El punto de partida fue la primera estación, ubicada en el edificio de Desarrollo Social, donde comenzaron a verse los frutos del trabajo previo: personajes con atuendos de época, escenas cuidadosamente representadas y una organización que buscó dar contenido, forma y emoción a cada tramo del recorrido. Desde allí, el Vía Crucis avanzó por distintos sectores de la ciudad, con una puesta que fue creciendo estación tras estación y que combinó recogimiento religioso con presencia activa del municipio.

El trayecto incluyó una extensa secuencia de paradas que atravesó buena parte de La Quiaca: desde Desarrollo Social, por Deporte CeAR, Terminal, Hotel de Turismo, Espacios Verdes, Tránsito, Cementerio, Limpieza Urbana, Obras Públicas, Comedor Mickey, Banda de Música, Bromatología, Mercado La Lucía y finalmente la última estación en el Municipio, a cargo del área de Personal. Lejos de ser un simple acto simbólico, el recorrido tuvo cuerpo, presencia territorial y una fuerte conexión con los vecinos que se sumaron a acompañar cada momento.
Uno de los aspectos más valiosos de esta experiencia fue su dimensión comunitaria. En cada estación se ofreció alguna bebida o comida para quienes participaron del recorrido y revivieron la pasión de Cristo, generando no solo una experiencia religiosa, sino también un gesto concreto de hospitalidad y encuentro. Esa combinación de fe y comunidad le dio al evento una densidad especial, convirtiéndolo en una propuesta que no quedó encerrada en lo ceremonial, sino que salió al espacio público y abrazó a la ciudad.

Además, el Vía Crucis contó con el acompañamiento de la hermana Pascuala y de distintas áreas municipales, consolidando una articulación poco habitual pero muy potente entre espiritualidad, organización institucional y participación ciudadana. Allí aparece uno de los datos más importantes de la jornada: cuando una iniciativa de fe logra además convertirse en una expresión cultural con identidad local, empieza a construir algo más grande que un evento aislado.
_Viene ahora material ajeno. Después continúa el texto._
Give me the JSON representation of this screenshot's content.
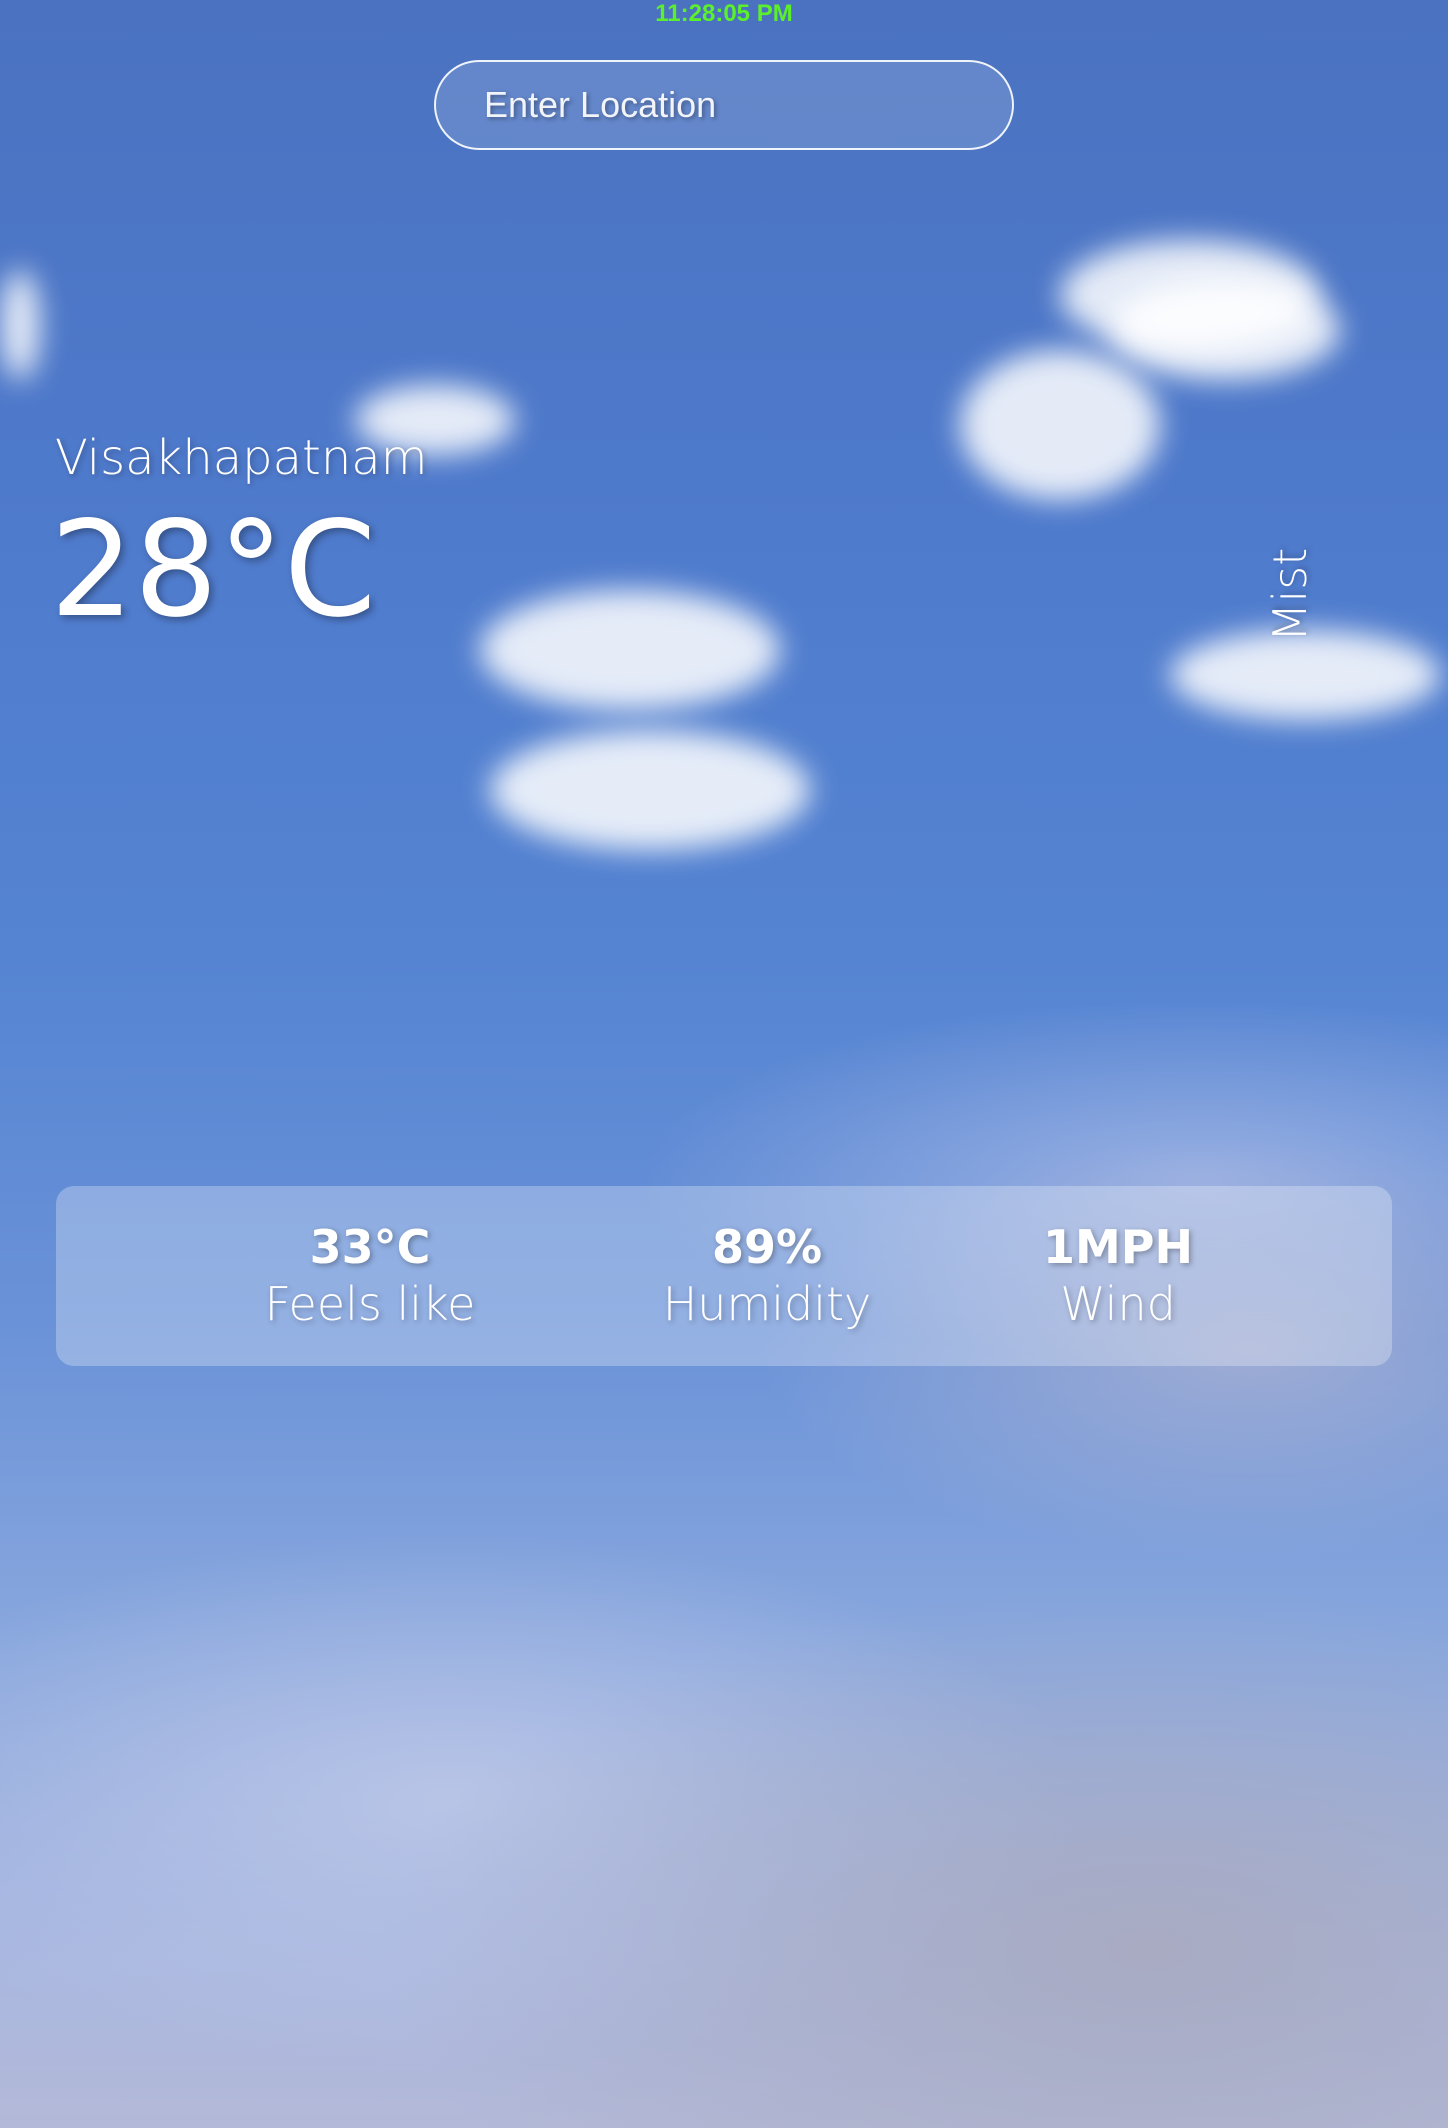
{
  "clock": {
    "time": "11:28:05 PM"
  },
  "search": {
    "placeholder": "Enter Location"
  },
  "location": {
    "city": "Visakhapatnam"
  },
  "current": {
    "temperature": "28°C",
    "condition": "Mist"
  },
  "details": [
    {
      "value": "33°C",
      "label": "Feels like"
    },
    {
      "value": "89%",
      "label": "Humidity"
    },
    {
      "value": "1MPH",
      "label": "Wind"
    }
  ],
  "colors": {
    "clock": "#5cf02a",
    "text": "#ffffff",
    "sky": "#4f7bcd"
  }
}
Empieza a construir tradición.

En la última estación, el intendente reflexionó sobre la fecha, agradeció a todo el personal municipal por la escena vivida, por la creatividad en las vestimentas y por el compromiso demostrado en cada tramo del recorrido. Pero dejó también una frase que resume el corazón de la jornada: “solamente la fe y la esperanza serán capaces de transformar nuestra ciudad de La Quiaca”. No fue una frase decorativa. Fue la síntesis de una apuesta.

Porque si esta iniciativa crece, se consolida y se perfecciona con el tiempo, La Quiaca podría estar frente al nacimiento de un verdadero hito cultural y de fe, con capacidad de convocar, emocionar y dejar una marca propia en el calendario religioso y comunitario de Jujuy. El primer Vía Crucis Viviente no fue solo una actividad más de Semana Santa: fue una señal de que la ciudad también puede expresar su identidad desde la espiritualidad, el arte callejero, la organización y el encuentro entre vecinos.